Manjoo also raises concerns about larger firms acquiring startups, which he compares to being eaten by a whale. It’s a decidedly pejorative metaphor, suggesting that acquisition is a bad thing even from the perspective of the acquired company. But “acquisition is one of the primary options for an exit,” and small companies actively pursue being acquired by larger firms, all the time. Investors may regard acquisition as the most viable exit strategy for having developed an innovative technology without a clear revenue model. Services like YouTube, Instagram, and WhatsApp all began as services with exciting technology but no sustainable source of revenue. In fact, commentators have suggested that Twitter should have pursued a similar strategy, as LinkedIn did with its ultimate acquisition by Microsoft. Consumers benefit from the acquisition of a firm without a sustainable revenue model as well, since it increases the chances that the service will remain available.
Ultimately, Manjoo’s prescription seems contradictory: don’t compete with smaller firms, but don’t partner with them either. Don’t provide revenue opportunities, but don’t acquire firms without a revenue model either.
(2) Are tech firms regulated?
Manjoo’s column from last week follows this thread, suggesting that tech firms are unregulated, while focusing principally on the subject of antitrust.
Outside of antitrust, technology firms are of course subject to considerable regulation. As a paper I presented last year points out, in the United States and Europe, online platforms are subject to various privacy and data protection regulation, regulations on consumer protection and unfair competition, intellectual property regulations, among many other laws. While it is true there is no “Law of the Horse” for the Internet or machine learning (which Manjoo implies should be regulated like nuclear weapons), this shouldn’t be equated with an absence of regulation.

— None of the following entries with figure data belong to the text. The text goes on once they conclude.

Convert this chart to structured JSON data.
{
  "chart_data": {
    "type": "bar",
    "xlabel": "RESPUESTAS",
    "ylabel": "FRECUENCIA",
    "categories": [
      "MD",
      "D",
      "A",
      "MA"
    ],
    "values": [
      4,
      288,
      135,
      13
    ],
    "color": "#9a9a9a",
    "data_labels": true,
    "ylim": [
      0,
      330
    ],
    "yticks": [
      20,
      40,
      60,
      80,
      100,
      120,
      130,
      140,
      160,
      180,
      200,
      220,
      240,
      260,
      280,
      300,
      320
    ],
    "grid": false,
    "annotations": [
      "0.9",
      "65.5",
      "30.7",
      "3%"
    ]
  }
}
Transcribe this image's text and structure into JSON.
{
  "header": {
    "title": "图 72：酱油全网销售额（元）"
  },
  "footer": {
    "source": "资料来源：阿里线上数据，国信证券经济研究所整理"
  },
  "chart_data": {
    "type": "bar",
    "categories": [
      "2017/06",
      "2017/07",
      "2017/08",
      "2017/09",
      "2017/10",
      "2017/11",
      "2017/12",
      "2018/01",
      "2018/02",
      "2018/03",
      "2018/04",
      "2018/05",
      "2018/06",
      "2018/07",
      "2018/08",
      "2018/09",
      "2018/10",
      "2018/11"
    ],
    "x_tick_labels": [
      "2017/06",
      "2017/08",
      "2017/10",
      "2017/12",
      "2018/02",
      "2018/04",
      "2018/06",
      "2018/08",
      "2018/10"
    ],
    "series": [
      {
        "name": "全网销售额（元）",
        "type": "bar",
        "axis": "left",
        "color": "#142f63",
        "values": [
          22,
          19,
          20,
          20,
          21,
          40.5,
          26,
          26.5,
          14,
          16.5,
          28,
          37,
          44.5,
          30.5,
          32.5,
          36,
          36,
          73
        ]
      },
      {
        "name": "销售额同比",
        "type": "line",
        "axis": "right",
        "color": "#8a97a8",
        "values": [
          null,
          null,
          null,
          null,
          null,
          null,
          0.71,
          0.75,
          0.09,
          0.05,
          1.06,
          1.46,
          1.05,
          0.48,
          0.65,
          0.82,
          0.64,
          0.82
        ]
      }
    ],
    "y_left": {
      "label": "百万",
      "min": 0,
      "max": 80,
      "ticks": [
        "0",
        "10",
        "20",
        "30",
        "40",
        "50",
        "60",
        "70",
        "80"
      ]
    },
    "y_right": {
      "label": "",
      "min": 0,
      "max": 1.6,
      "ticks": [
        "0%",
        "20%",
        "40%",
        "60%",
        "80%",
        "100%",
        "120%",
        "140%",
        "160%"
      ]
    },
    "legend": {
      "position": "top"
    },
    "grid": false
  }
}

With respect to the question of antitrust, Manjoo relates conversations with the likes of Jonathan Taplin, Franklin Foer, and Barry Lynn, all of whom have urged greater antitrust scrutiny of successful technology firms. The column also gives Steve Bannon’s outlandish call for public utility regulation of tech firms a validating nod (which is likely a first for the N.Y. Times).

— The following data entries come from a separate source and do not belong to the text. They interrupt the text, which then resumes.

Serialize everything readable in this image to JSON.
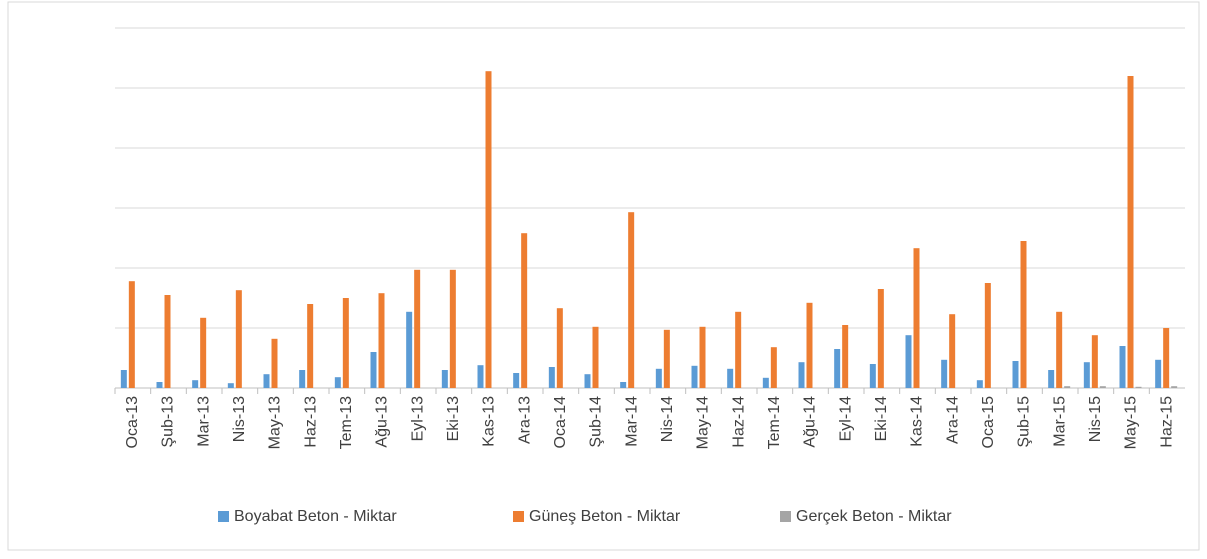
{
  "chart_data": {
    "type": "bar",
    "categories": [
      "Oca-13",
      "Şub-13",
      "Mar-13",
      "Nis-13",
      "May-13",
      "Haz-13",
      "Tem-13",
      "Ağu-13",
      "Eyl-13",
      "Eki-13",
      "Kas-13",
      "Ara-13",
      "Oca-14",
      "Şub-14",
      "Mar-14",
      "Nis-14",
      "May-14",
      "Haz-14",
      "Tem-14",
      "Ağu-14",
      "Eyl-14",
      "Eki-14",
      "Kas-14",
      "Ara-14",
      "Oca-15",
      "Şub-15",
      "Mar-15",
      "Nis-15",
      "May-15",
      "Haz-15"
    ],
    "series": [
      {
        "name": "Boyabat Beton - Miktar",
        "color": "#5b9bd5",
        "values": [
          0.3,
          0.1,
          0.13,
          0.08,
          0.23,
          0.3,
          0.18,
          0.6,
          1.27,
          0.3,
          0.38,
          0.25,
          0.35,
          0.23,
          0.1,
          0.32,
          0.37,
          0.32,
          0.17,
          0.43,
          0.65,
          0.4,
          0.88,
          0.47,
          0.13,
          0.45,
          0.3,
          0.43,
          0.7,
          0.47
        ]
      },
      {
        "name": "Güneş Beton - Miktar",
        "color": "#ed7d31",
        "values": [
          1.78,
          1.55,
          1.17,
          1.63,
          0.82,
          1.4,
          1.5,
          1.58,
          1.97,
          1.97,
          5.28,
          2.58,
          1.33,
          1.02,
          2.93,
          0.97,
          1.02,
          1.27,
          0.68,
          1.42,
          1.05,
          1.65,
          2.33,
          1.23,
          1.75,
          2.45,
          1.27,
          0.88,
          5.2,
          1.0
        ]
      },
      {
        "name": "Gerçek Beton - Miktar",
        "color": "#a5a5a5",
        "values": [
          0,
          0,
          0,
          0,
          0,
          0,
          0,
          0,
          0,
          0,
          0,
          0,
          0,
          0,
          0,
          0,
          0,
          0,
          0,
          0,
          0,
          0,
          0,
          0,
          0,
          0,
          0.03,
          0.03,
          0.02,
          0.03
        ]
      }
    ],
    "ylim": [
      0,
      6
    ],
    "yticks": [
      0,
      1,
      2,
      3,
      4,
      5,
      6
    ],
    "grid": true
  }
}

But as Manjoo acknowledges, “there is far from universal recognition that the tech giants’ vast powers might be harmful.” Indeed, the explanation for that is fairly evident in Manjoo’s previous column. Technology firms compete aggressively, and innovate to stay ahead of the competition. As firms provide innovative new services at lower prices, it becomes hard to articulate a theory of harm other than abstract hand-waving at “bigness” — which is hardly a prescription for improving consumer welfare.